The TCPA prohibits companies from making calls using an automated telephone dialing system (ATDS) to a person’s cellphone without that person’s prior express consent.  Two cases sought to clarify what it means to provide “prior express consent,” and one case expanded upon the definition of an ATDS.

The plaintiff in Hill provided his home phone number to a mortgage loan company when he took out a loan in 2003.  Plaintiff cancelled his home phone number years later and provided the company his cell phone.  After the company called his cell phone approximately 480 times to collect on this debt, Plaintiff sued for statutory damages under the TCPA.  Plaintiff argued that he had not provided prior express consent to be called on his cell phone because he had not consented in 2003 to calls on his cell phone.  The court disagreed and held that a debtor consents to calls about an existing debt when he gives his number “in connection with” that debt, even if it is after the initial signing of the loan.  Although debtors typically provide their telephone number at the time of the loan, it does not always have to be that way; “‘prior express consent’ is obtained if the individual gives a company his number before it calls him.”  Finally, the court concluded that a creditor is not required to obtain consent to call a debtor specifically through an autodialer; consent to call is enough.

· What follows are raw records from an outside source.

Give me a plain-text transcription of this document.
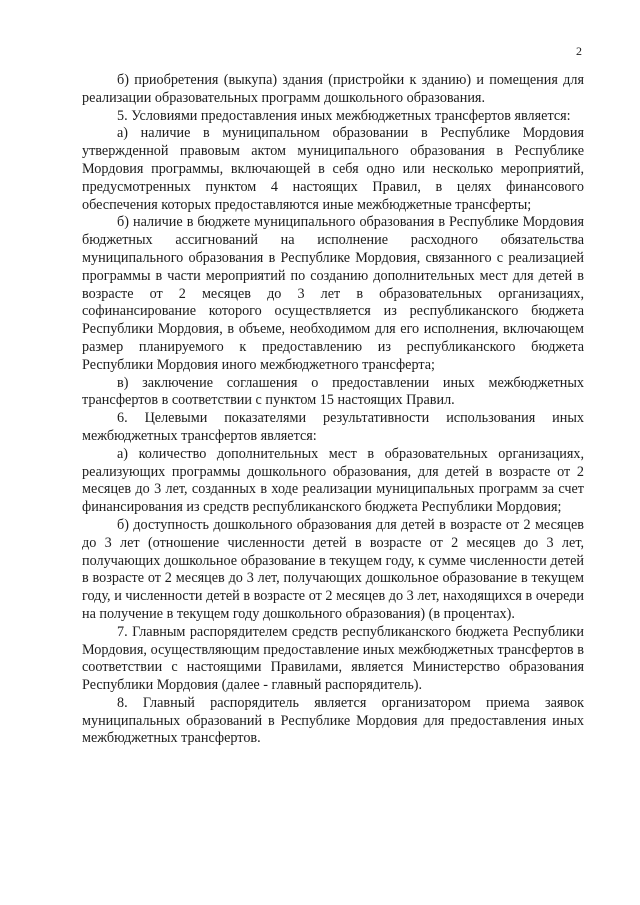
2

б) приобретения (выкупа) здания (пристройки к зданию) и помещения для реализации образовательных программ дошкольного образования.

5. Условиями предоставления иных межбюджетных трансфертов является:

а) наличие в муниципальном образовании в Республике Мордовия утвержденной правовым актом муниципального образования в Республике Мордовия программы, включающей в себя одно или несколько мероприятий, предусмотренных пунктом 4 настоящих Правил, в целях финансового обеспечения которых предоставляются иные межбюджетные трансферты;

б) наличие в бюджете муниципального образования в Республике Мордовия бюджетных ассигнований на исполнение расходного обязательства муниципального образования в Республике Мордовия, связанного с реализацией программы в части мероприятий по созданию дополнительных мест для детей в возрасте от 2 месяцев до 3 лет в образовательных организациях, софинансирование которого осуществляется из республиканского бюджета Республики Мордовия, в объеме, необходимом для его исполнения, включающем размер планируемого к предоставлению из республиканского бюджета Республики Мордовия иного межбюджетного трансферта;

в) заключение соглашения о предоставлении иных межбюджетных трансфертов в соответствии с пунктом 15 настоящих Правил.

6. Целевыми показателями результативности использования иных межбюджетных трансфертов является:

а) количество дополнительных мест в образовательных организациях, реализующих программы дошкольного образования, для детей в возрасте от 2 месяцев до 3 лет, созданных в ходе реализации муниципальных программ за счет финансирования из средств республиканского бюджета Республики Мордовия;

б) доступность дошкольного образования для детей в возрасте от 2 месяцев до 3 лет (отношение численности детей в возрасте от 2 месяцев до 3 лет, получающих дошкольное образование в текущем году, к сумме численности детей в возрасте от 2 месяцев до 3 лет, получающих дошкольное образование в текущем году, и численности детей в возрасте от 2 месяцев до 3 лет, находящихся в очереди на получение в текущем году дошкольного образования) (в процентах).

7. Главным распорядителем средств республиканского бюджета Республики Мордовия, осуществляющим предоставление иных межбюджетных трансфертов в соответствии с настоящими Правилами, является Министерство образования Республики Мордовия (далее - главный распорядитель).

8. Главный распорядитель является организатором приема заявок муниципальных образований в Республике Мордовия для предоставления иных межбюджетных трансфертов.
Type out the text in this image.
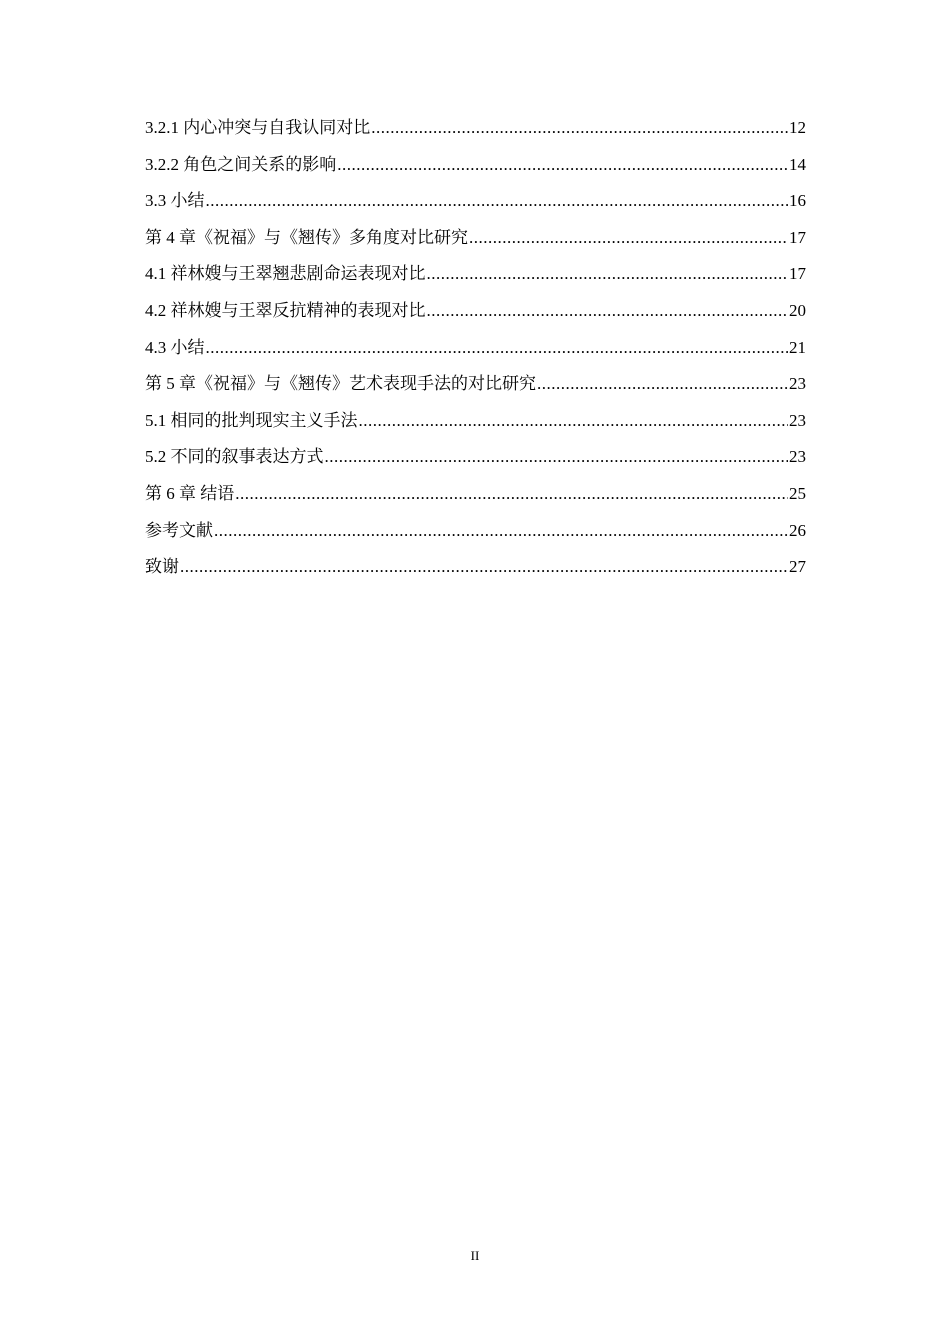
3.2.1 内心冲突与自我认同对比 .....	12
3.2.2 角色之间关系的影响 .....	14
3.3 小结 .....	16
第 4 章《祝福》与《翘传》多角度对比研究 .....	17
4.1 祥林嫂与王翠翘悲剧命运表现对比 .....	17
4.2 祥林嫂与王翠反抗精神的表现对比 .....	20
4.3 小结 .....	21
第 5 章《祝福》与《翘传》艺术表现手法的对比研究 .....	23
5.1 相同的批判现实主义手法 .....	23
5.2 不同的叙事表达方式 .....	23
第 6 章 结语 .....	25
参考文献 .....	26
致谢 .....	27
II
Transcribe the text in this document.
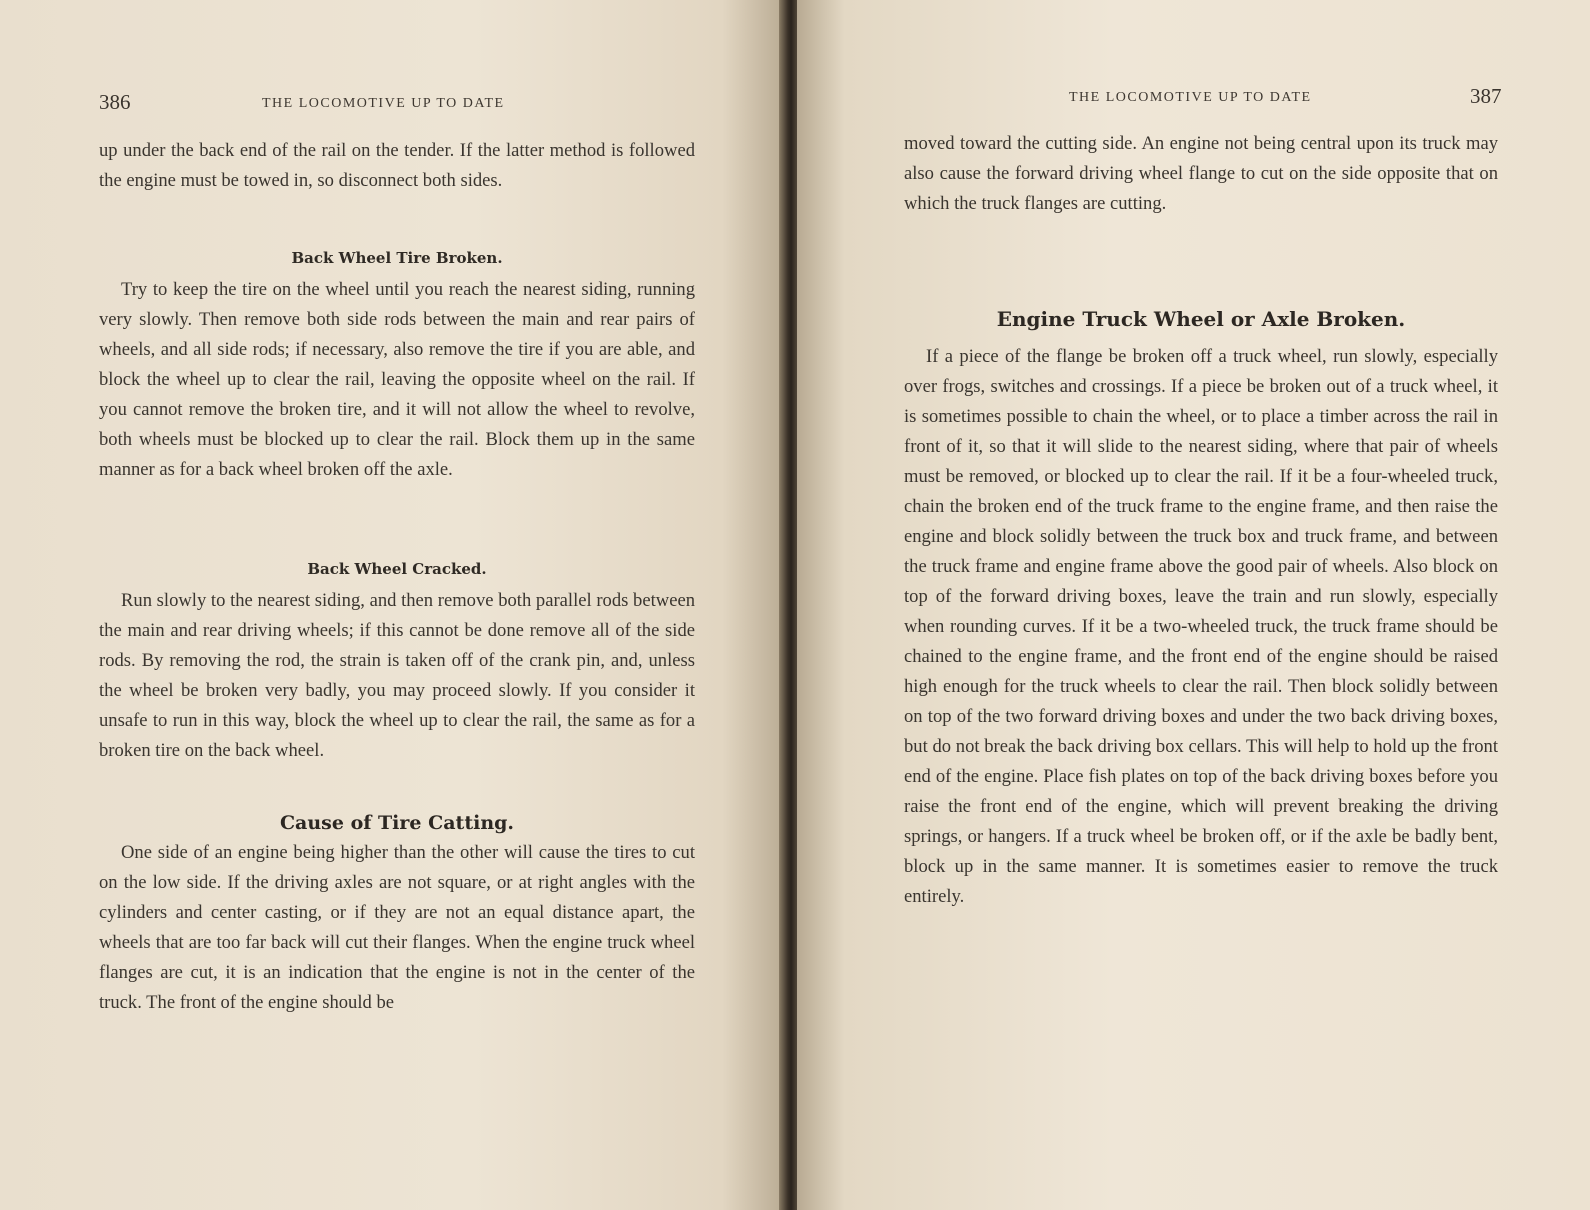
386	THE LOCOMOTIVE UP TO DATE

up under the back end of the rail on the tender. If the latter method is followed the engine must be towed in, so disconnect both sides.

Back Wheel Tire Broken.

Try to keep the tire on the wheel until you reach the nearest siding, running very slowly. Then remove both side rods between the main and rear pairs of wheels, and all side rods; if necessary, also remove the tire if you are able, and block the wheel up to clear the rail, leaving the opposite wheel on the rail. If you cannot remove the broken tire, and it will not allow the wheel to revolve, both wheels must be blocked up to clear the rail. Block them up in the same manner as for a back wheel broken off the axle.

Back Wheel Cracked.

Run slowly to the nearest siding, and then remove both parallel rods between the main and rear driving wheels; if this cannot be done remove all of the side rods. By removing the rod, the strain is taken off of the crank pin, and, unless the wheel be broken very badly, you may proceed slowly. If you consider it unsafe to run in this way, block the wheel up to clear the rail, the same as for a broken tire on the back wheel.

Cause of Tire Catting.

One side of an engine being higher than the other will cause the tires to cut on the low side. If the driving axles are not square, or at right angles with the cylinders and center casting, or if they are not an equal distance apart, the wheels that are too far back will cut their flanges. When the engine truck wheel flanges are cut, it is an indication that the engine is not in the center of the truck. The front of the engine should be

THE LOCOMOTIVE UP TO DATE	387

moved toward the cutting side. An engine not being central upon its truck may also cause the forward driving wheel flange to cut on the side opposite that on which the truck flanges are cutting.

Engine Truck Wheel or Axle Broken.

If a piece of the flange be broken off a truck wheel, run slowly, especially over frogs, switches and crossings. If a piece be broken out of a truck wheel, it is sometimes possible to chain the wheel, or to place a timber across the rail in front of it, so that it will slide to the nearest siding, where that pair of wheels must be removed, or blocked up to clear the rail. If it be a four-wheeled truck, chain the broken end of the truck frame to the engine frame, and then raise the engine and block solidly between the truck box and truck frame, and between the truck frame and engine frame above the good pair of wheels. Also block on top of the forward driving boxes, leave the train and run slowly, especially when rounding curves. If it be a two-wheeled truck, the truck frame should be chained to the engine frame, and the front end of the engine should be raised high enough for the truck wheels to clear the rail. Then block solidly between on top of the two forward driving boxes and under the two back driving boxes, but do not break the back driving box cellars. This will help to hold up the front end of the engine. Place fish plates on top of the back driving boxes before you raise the front end of the engine, which will prevent breaking the driving springs, or hangers. If a truck wheel be broken off, or if the axle be badly bent, block up in the same manner. It is sometimes easier to remove the truck entirely.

The Eleventh Circuit in Murphy similarly clarified that a plaintiff had consented to receiving text messages by voluntarily providing his cell phone to a company accepting blood donations.  Plaintiff’s complaint alleged that he provided his cell phone number on a New Donor Information Sheet, which he completed before giving blood plasma.  The form neither requested a cell phone number specifically nor indicated that providing a cell phone number was a prerequisite to donating blood plasma.  Regardless, by providing his cell phone number, Plaintiff  expressly consented to be contacted at that number.

Finally, in Luna, the court set out the general definition of an ATDS:  “any equipment that has the specified capacity to generate numbers and dial them without human intervention regardless of whether the numbers called are randomly or sequentially generated or come from calling lists.”  Accordingly, “the capacity to dial numbers without human intervention is required for TCPA liability.”  The court held that the following system was not an ATDS because human intervention was involved in the transmission of the messages:  telephone numbers the company texted were input into the web-based platform either by manually typing the numbers or by uploading or cutting and pasting an existing list of phone numbers into the website.  An employee drafted and typed the message content and personally clicked “send” on the website in order to transmit the messages to customers, including the plaintiff.  Because an ATDS was not used, the company was not liable under the TCPA for sending the messages.

These rulings may seem like common-sense.  But given the recent plaintiff-friendly rulings from the FCC and courts, companies should be happy to see that the courts are still willing to place limits on the scope of the TCPA.